九十秒归档压制的倒计时,只剩最后一跳。
整个共识回放中心像一台被逼到极限的巨兽,光幕层层翻卷,审链标记疯狂闪烁,主控席上那道冰冷的蓝白光像刀一样横在所有人头顶。就在归档压制即将合拢的一瞬,祁渡的旧端,落签了。
那不是正常意义上的“签”。
更像是一只早该从法源系统里抹除的手,从坟里伸出来,在所有人眼前,硬生生按下了自己的名字。
下一秒,主控席毫不犹豫地给出判定——
“失效回波,不具法源效力。”
整个大厅一片哗然。
“放你妈的失效回波。”许栀几乎是咬着牙骂出来的。
可真正先动的,不是她。
是沈砺。
他甚至没有浪费一秒去争那道落签是真是假。主控既然敢当场打成失效,就说明对方早就准备好了口径。现在去纠缠“祁渡是否仍具签位资格”,只会被拖进它最擅长的死循环里。
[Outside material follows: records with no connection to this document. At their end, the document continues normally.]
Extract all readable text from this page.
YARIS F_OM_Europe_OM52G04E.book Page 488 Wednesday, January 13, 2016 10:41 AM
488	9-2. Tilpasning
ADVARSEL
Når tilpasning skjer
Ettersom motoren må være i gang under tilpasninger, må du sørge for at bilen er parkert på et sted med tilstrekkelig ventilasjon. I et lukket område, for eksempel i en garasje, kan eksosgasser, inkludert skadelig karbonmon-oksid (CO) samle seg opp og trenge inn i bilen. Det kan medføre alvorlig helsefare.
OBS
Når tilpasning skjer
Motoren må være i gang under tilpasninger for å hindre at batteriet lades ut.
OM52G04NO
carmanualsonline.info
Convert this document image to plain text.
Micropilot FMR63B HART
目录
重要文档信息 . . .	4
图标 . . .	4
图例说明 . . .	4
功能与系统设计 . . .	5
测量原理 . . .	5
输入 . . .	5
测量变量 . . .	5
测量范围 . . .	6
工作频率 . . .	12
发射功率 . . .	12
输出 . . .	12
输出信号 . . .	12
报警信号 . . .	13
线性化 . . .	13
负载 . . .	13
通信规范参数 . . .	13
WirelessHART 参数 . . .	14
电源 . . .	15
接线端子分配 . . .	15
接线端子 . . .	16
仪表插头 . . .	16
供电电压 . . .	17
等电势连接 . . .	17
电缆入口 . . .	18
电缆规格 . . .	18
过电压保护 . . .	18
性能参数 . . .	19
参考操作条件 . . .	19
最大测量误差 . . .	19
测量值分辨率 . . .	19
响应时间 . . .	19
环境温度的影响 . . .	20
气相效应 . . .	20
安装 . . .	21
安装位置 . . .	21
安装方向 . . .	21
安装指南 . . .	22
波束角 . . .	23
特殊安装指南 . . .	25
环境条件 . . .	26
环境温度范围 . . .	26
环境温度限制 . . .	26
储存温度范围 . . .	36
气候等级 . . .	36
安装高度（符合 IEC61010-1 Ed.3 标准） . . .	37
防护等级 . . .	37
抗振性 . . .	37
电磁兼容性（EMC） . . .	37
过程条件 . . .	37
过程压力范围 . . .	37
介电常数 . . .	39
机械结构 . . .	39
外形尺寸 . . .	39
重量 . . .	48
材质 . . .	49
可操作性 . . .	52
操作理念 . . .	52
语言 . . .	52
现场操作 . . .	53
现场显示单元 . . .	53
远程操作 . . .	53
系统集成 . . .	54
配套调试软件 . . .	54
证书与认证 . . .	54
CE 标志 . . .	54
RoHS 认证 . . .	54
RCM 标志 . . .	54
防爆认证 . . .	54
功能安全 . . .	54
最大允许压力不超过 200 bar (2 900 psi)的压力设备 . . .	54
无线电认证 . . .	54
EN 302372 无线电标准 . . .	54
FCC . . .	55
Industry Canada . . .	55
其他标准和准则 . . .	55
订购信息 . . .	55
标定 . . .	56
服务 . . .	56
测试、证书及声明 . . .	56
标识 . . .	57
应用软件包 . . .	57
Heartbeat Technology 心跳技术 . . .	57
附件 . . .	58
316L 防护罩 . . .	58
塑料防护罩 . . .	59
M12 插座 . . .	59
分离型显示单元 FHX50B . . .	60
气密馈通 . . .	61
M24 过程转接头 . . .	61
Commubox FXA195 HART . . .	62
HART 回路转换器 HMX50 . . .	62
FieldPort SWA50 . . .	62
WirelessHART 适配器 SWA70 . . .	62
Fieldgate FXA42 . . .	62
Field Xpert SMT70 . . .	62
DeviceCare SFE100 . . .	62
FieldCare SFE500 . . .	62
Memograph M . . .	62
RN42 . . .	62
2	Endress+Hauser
他抬手切开回放界面,十指在空中连点,直接截取落签前后二十七秒的调用时序。
一条线不够,他就把所有并行线程全部拖了出来。
旧端唤醒、白名单短放行、法源端口二次触、主控标记覆盖、归档压制回写……每一道痕迹都像暴露在显微镜下的血丝,细而险,却真实存在。
“别跟它吵签名,”沈砺声音很低,低得几乎像是在压火,“送进公证灭失并审链。先钉时序。”
罗停云眼神一凝,立刻明白了。
争“人”太虚,争“链”才硬。
宁含章已经同步抬起手,残存的信用额度在她面前飞蒸,身侧数道联署页残影跟着浮起。她的脸色苍白得厉害,唇线却绷得笔直。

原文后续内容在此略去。